MRAPI, as the code becomes a “rats nest” soon

• Will investigate compiling tasking primitives into a runtime that is supported by MCAPI and MRAPI

Other ideas?

XUM Details

• See Ben Meakin’s MS thesis

– Available from http://www.cs.utah.edu/fv

• The thesis provides:

– Code for send/receive

– Correctness properties of interest wrt XUM

• Good test vehicle for HW FV projects

– Memory footprint data

• Very parsimonious support for MCAPI possible

– Latency/throughput measurements on XUM

• Also, comparison with a Pthread-based baseline

XUM Communications Datapath

XUM ISA Extensions

• Send Header

• Send word

• Send tail

• Send ack

• Broadcast

• Receive ack

MCAPI Message Send

• Disable interrupts

• Asm(“sndhd.s …”)

• While (I < bufsize)

– Asm(“sndw …”)

• Asm(“sendtl ..”)

• Asm(“recack”..”)

• Enable interrupts

• Support for connectionless and connected MCAPI protocols

– The latter achieved by not issuing a tail-flit till connection needs to be closed

Further ideas / thoughts

• The embedded multicore space is likely very influential

– Enables development of hardware assist for new APIs and runtime mechanisms

– Even the HPC space may be influenced by design ideas percolating from below

– Dynamic formal verification tools may employ “hooks” into the hardware

• Avoids the “dirty tricks” we had to use in ISP to get control over the MPI runtime very indirectly

– Faking “Wait” operations, pre-issuing Waits to poke the MPI progress engine etc.

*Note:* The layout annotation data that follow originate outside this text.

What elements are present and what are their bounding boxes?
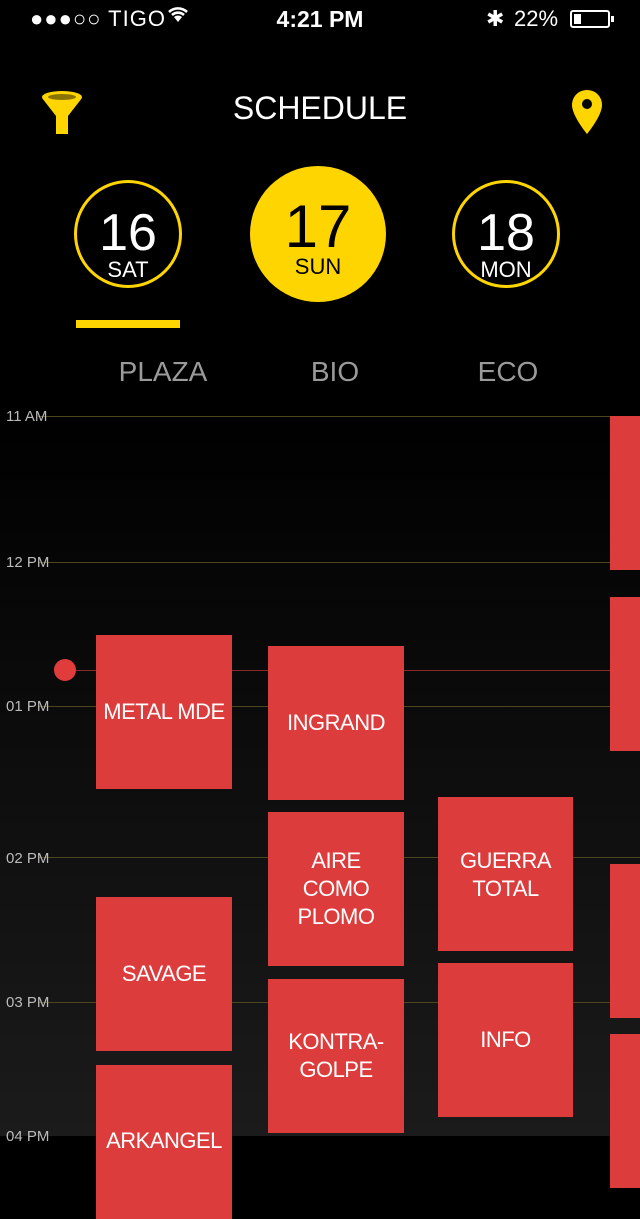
event-block[interactable]: AIRE COMO PLOMO xyxy=(268,812,404,966)
event-block-offscreen[interactable] xyxy=(610,416,640,570)
selected-tab-indicator xyxy=(76,320,180,328)
header: SCHEDULE xyxy=(0,80,640,140)
hour-label: 02 PM xyxy=(6,850,50,867)
event-block[interactable]: INGRAND xyxy=(268,646,404,800)
battery-percent: 22% xyxy=(514,6,559,31)
event-block[interactable]: KONTRA- GOLPE xyxy=(268,979,404,1133)
hour-label: 04 PM xyxy=(6,1128,50,1145)
day-selector-17[interactable]: 17 SUN xyxy=(250,166,386,302)
battery-icon xyxy=(570,10,614,28)
event-block[interactable]: METAL MDE xyxy=(96,635,232,789)
current-time-marker xyxy=(54,659,76,681)
stage-tab-plaza[interactable]: PLAZA xyxy=(83,356,243,388)
event-block[interactable]: INFO xyxy=(438,963,573,1117)
bluetooth-icon: ✱ xyxy=(486,6,505,31)
event-block[interactable]: GUERRA TOTAL xyxy=(438,797,573,951)
event-block[interactable]: SAVAGE xyxy=(96,897,232,1051)
event-block-offscreen[interactable] xyxy=(610,597,640,751)
event-block-offscreen[interactable] xyxy=(610,1034,640,1188)
schedule-timeline[interactable]: 11 AM 12 PM 01 PM 02 PM 03 PM 04 PM META… xyxy=(0,408,640,1219)
day-number: 16 xyxy=(99,204,157,262)
day-of-week: MON xyxy=(480,257,532,282)
day-number: 17 xyxy=(284,193,352,260)
stage-tab-eco[interactable]: ECO xyxy=(428,356,588,388)
day-selector-18[interactable]: 18 MON xyxy=(452,180,560,288)
hour-gridline xyxy=(38,416,640,417)
event-block[interactable]: ARKANGEL xyxy=(96,1065,232,1219)
day-selector-16[interactable]: 16 SAT xyxy=(74,180,182,288)
stage-tab-bio[interactable]: BIO xyxy=(255,356,415,388)
day-number: 18 xyxy=(477,204,535,262)
map-pin-icon[interactable] xyxy=(570,88,604,136)
day-of-week: SUN xyxy=(294,254,342,279)
event-block-offscreen[interactable] xyxy=(610,864,640,1018)
hour-label: 01 PM xyxy=(6,698,50,715)
day-of-week: SAT xyxy=(107,257,149,282)
status-bar: ●●●○○ TIGO 4:21 PM ✱ 22% xyxy=(0,0,640,40)
hour-label: 11 AM xyxy=(6,408,48,425)
hour-label: 12 PM xyxy=(6,554,50,571)
hour-gridline xyxy=(38,562,640,563)
hour-label: 03 PM xyxy=(6,994,50,1011)
page-title: SCHEDULE xyxy=(232,90,408,126)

• In the end, we can sell what we can debug

• Time to market may be minimized through better FV / dynamic verification support provided by HW

• Great teaching tool

– If the FPGA design tool-chain is a bit kinder/gentler

– Projects such as Lava, Kiwi, .. (MSR) provide rays of hope…

Details of ISP and DAMPI

Work out crooked-barrier example on the board, assisted by a formal transition system

• for MPI,

• Then a transition system for the ISP centralized scheduler (as interposition layer)

• Then a transition system for DAMPI’s distributed scheduler (sparse Lamport-clock based)

• The formal transition systems clearly show how the native semantics of MPI has been “tamed” by specific scheduler implementations!

Concluding Remarks

Summary of the explorations of a group (esp. its advisor) in “mid-life crisis”, wanting to be relevant and wanting to be formal

(also wanting to be liked  )

In the end it was worth it

Must now skate to where the puck will be!